Cas d'utilisation : automatiser l'application de patches au système d'exploitation à l'aide d'une instance auto-hébergée
En tant qu'organisation, je veux automatiser l'application de patches de système d'exploitation pour les ressources Oracle Base Database Service DBNode à l'aide d'une instance auto-hébergée avec Fleet Application Management.
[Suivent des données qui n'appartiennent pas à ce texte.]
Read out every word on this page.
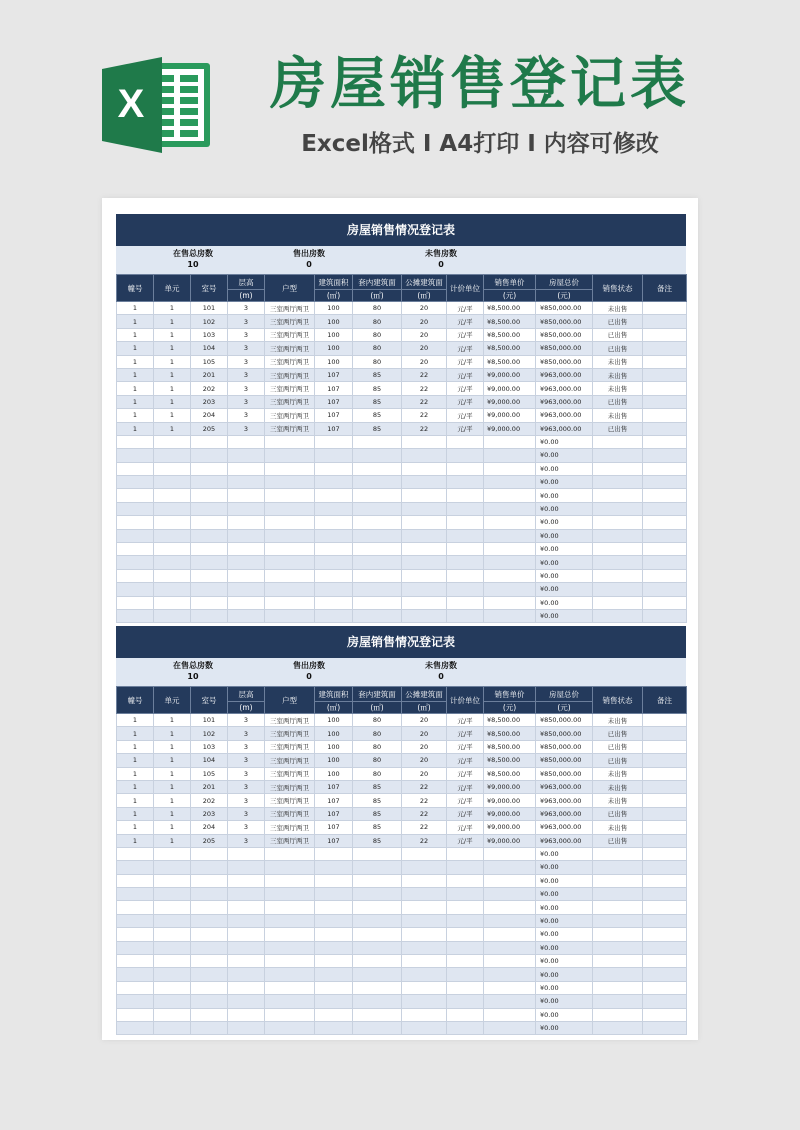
X	房屋销售登记表
Excel格式 Ⅰ A4打印 Ⅰ 内容可修改
房屋销售情况登记表
在售总房数
10
售出房数
0
未售房数
0
幢号	单元	室号	层高	户型	建筑面积	套内建筑面	公摊建筑面	计价单位	销售单价	房屋总价	销售状态	备注
			(m)		(㎡)	(㎡)	(㎡)		(元)	(元)		
1	1	101	3	三室两厅两卫	100	80	20	元/平	¥8,500.00	¥850,000.00	未出售	
1	1	102	3	三室两厅两卫	100	80	20	元/平	¥8,500.00	¥850,000.00	已出售	
1	1	103	3	三室两厅两卫	100	80	20	元/平	¥8,500.00	¥850,000.00	已出售	
1	1	104	3	三室两厅两卫	100	80	20	元/平	¥8,500.00	¥850,000.00	已出售	
1	1	105	3	三室两厅两卫	100	80	20	元/平	¥8,500.00	¥850,000.00	未出售	
1	1	201	3	三室两厅两卫	107	85	22	元/平	¥9,000.00	¥963,000.00	未出售	
1	1	202	3	三室两厅两卫	107	85	22	元/平	¥9,000.00	¥963,000.00	未出售	
1	1	203	3	三室两厅两卫	107	85	22	元/平	¥9,000.00	¥963,000.00	已出售	
1	1	204	3	三室两厅两卫	107	85	22	元/平	¥9,000.00	¥963,000.00	未出售	
1	1	205	3	三室两厅两卫	107	85	22	元/平	¥9,000.00	¥963,000.00	已出售	
										¥0.00		
										¥0.00		
										¥0.00		
										¥0.00		
										¥0.00		
										¥0.00		
										¥0.00		
										¥0.00		
										¥0.00		
										¥0.00		
										¥0.00		
										¥0.00		
										¥0.00		
										¥0.00		
房屋销售情况登记表
在售总房数
10
售出房数
0
未售房数
0
幢号	单元	室号	层高	户型	建筑面积	套内建筑面	公摊建筑面	计价单位	销售单价	房屋总价	销售状态	备注
			(m)		(㎡)	(㎡)	(㎡)		(元)	(元)		
1	1	101	3	三室两厅两卫	100	80	20	元/平	¥8,500.00	¥850,000.00	未出售	
1	1	102	3	三室两厅两卫	100	80	20	元/平	¥8,500.00	¥850,000.00	已出售	
1	1	103	3	三室两厅两卫	100	80	20	元/平	¥8,500.00	¥850,000.00	已出售	
1	1	104	3	三室两厅两卫	100	80	20	元/平	¥8,500.00	¥850,000.00	已出售	
1	1	105	3	三室两厅两卫	100	80	20	元/平	¥8,500.00	¥850,000.00	未出售	
1	1	201	3	三室两厅两卫	107	85	22	元/平	¥9,000.00	¥963,000.00	未出售	
1	1	202	3	三室两厅两卫	107	85	22	元/平	¥9,000.00	¥963,000.00	未出售	
1	1	203	3	三室两厅两卫	107	85	22	元/平	¥9,000.00	¥963,000.00	已出售	
1	1	204	3	三室两厅两卫	107	85	22	元/平	¥9,000.00	¥963,000.00	未出售	
1	1	205	3	三室两厅两卫	107	85	22	元/平	¥9,000.00	¥963,000.00	已出售	
										¥0.00		
										¥0.00		
										¥0.00		
										¥0.00		
										¥0.00		
										¥0.00		
										¥0.00		
										¥0.00		
										¥0.00		
										¥0.00		
										¥0.00		
										¥0.00		
										¥0.00		
										¥0.00		
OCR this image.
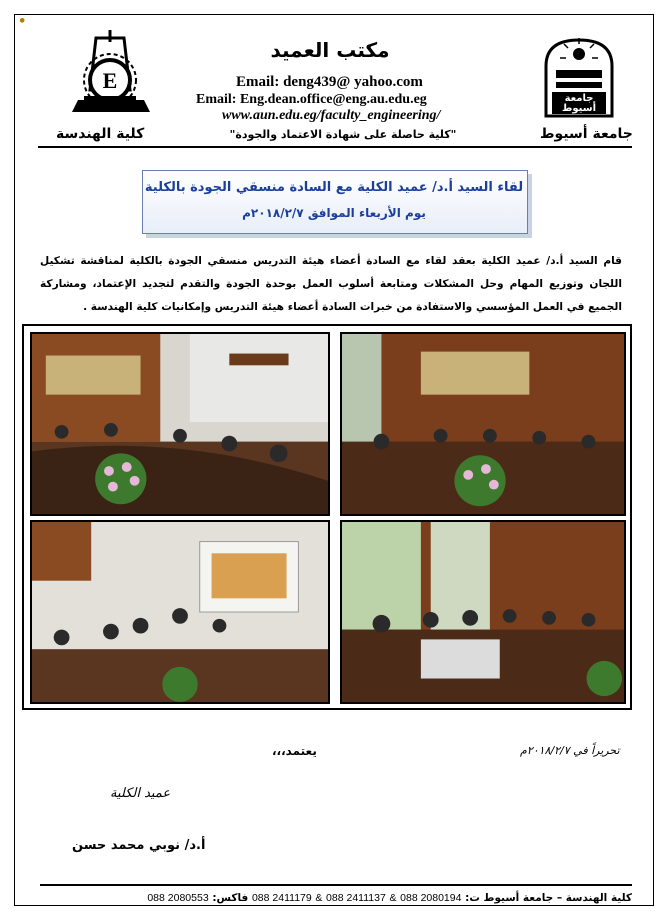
⚫
E
جامعة أسيوط
مكتب العميد
Email: deng439@ yahoo.com
Email: Eng.dean.office@eng.au.edu.eg
www.aun.edu.eg/faculty_engineering/
"كلية حاصلة على شهادة الاعتماد والجودة"
كلية الهندسة	جامعة أسيوط
لقاء السيد أ.د/ عميد الكلية مع السادة منسقي الجودة بالكلية
يوم الأربعاء الموافق ٢٠١٨/٢/٧م
قام السيد أ.د/ عميد الكلية بعقد لقاء مع السادة أعضاء هيئة التدريس منسقي الجودة بالكلية لمناقشة تشكيل اللجان وتوزيع المهام وحل المشكلات ومتابعة أسلوب العمل بوحدة الجودة والتقدم لتجديد الإعتماد، ومشاركة الجميع في العمل المؤسسي والاستفادة من خبرات السادة أعضاء هيئة التدريس وإمكانيات كلية الهندسة .
يعتمد،،،	تحريراً في ٢٠١٨/٢/٧م
عميد الكلية
أ.د/ نوبي محمد حسن
كلية الهندسة – جامعة أسيوط ت: 088 2080194 & 088 2411137 & 088 2411179 فاكس: 088 2080553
Ce cas d'emploi décrit un exemple dans lequel vous devez appliquer des patches au système d'exploitation pour les ressources Oracle Base Database Service. Etant donné qu'Oracle Base Database Service ne fournit pas de prise en charge native de l'application de patches au système d'exploitation, vous pouvez utiliser la fonctionnalité d'instance auto-hébergée dans Fleet Application Management pour automatiser l'application de patches au système d'exploitation sur les ressources DBNode et maintenir les systèmes à jour.
Pour plus d'informations sur les instances auto-hébergées, reportez-vous à Instances auto-hébergées dans Fleet Application Management.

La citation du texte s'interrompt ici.